Figure 8. IL-CeA projections reverse the anxiogenic effects of restraint stress.

(A) Experimental paradigm. Neurons in the IL were transduced with either ChR2 or eYFP. Blue light was delivered via optical fibers implanted into the CeA after 3 days of restraint stress. (B–E) Compared with control mice, mice that underwent restraint stress showed a reduction of both open-arm exploration in the EPM test [B, F_interaction (6,63) = 8.89, P < 0.0001]; [C, F_interaction (6,64) = 11.40, P < 0.0001] and center exploration in the OFT [D, F_interaction (6,64) = 16.20, P < 0.0001]. IL-CeA activation reversed these stress-induced effects.
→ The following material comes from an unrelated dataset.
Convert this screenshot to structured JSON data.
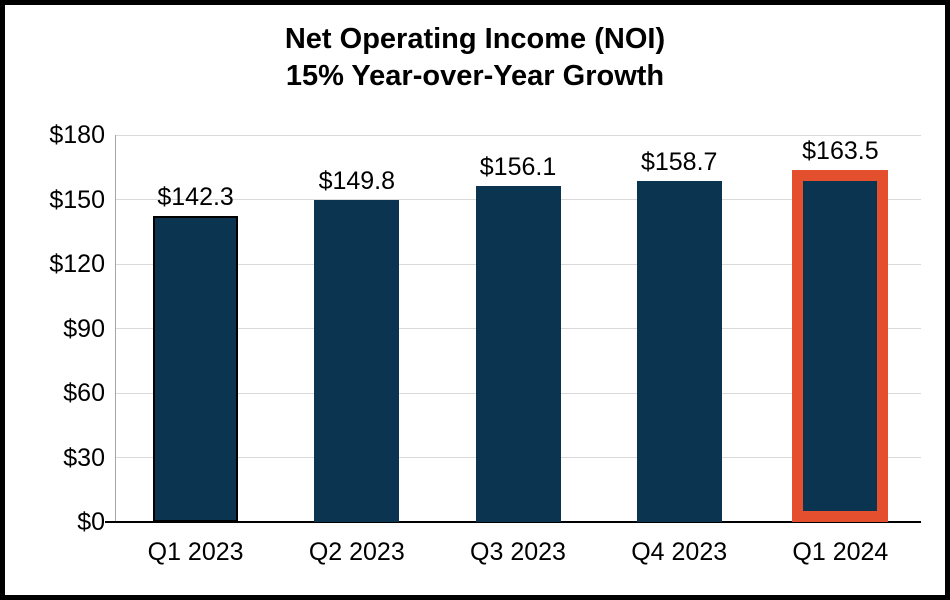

No detectable effect was seen on the distance traveled by mice in each group [E, F_interaction (6,64) = 0.1177, P = 0.9940]. n = 9 control-eYFP mice; n = 9 stress-eYFP mice; n = 9 control-ChR2 mice; n = 8 stress-ChR2 mice. *P < 0.05, **P < 0.01, and ***P < 0.001, by 2-way, repeated-measures ANOVA with Tukey’s multiple-comparison test (B–E). Data are presented as the mean ± SEM. See Supplemental Table 1 for statistical details. Con, control.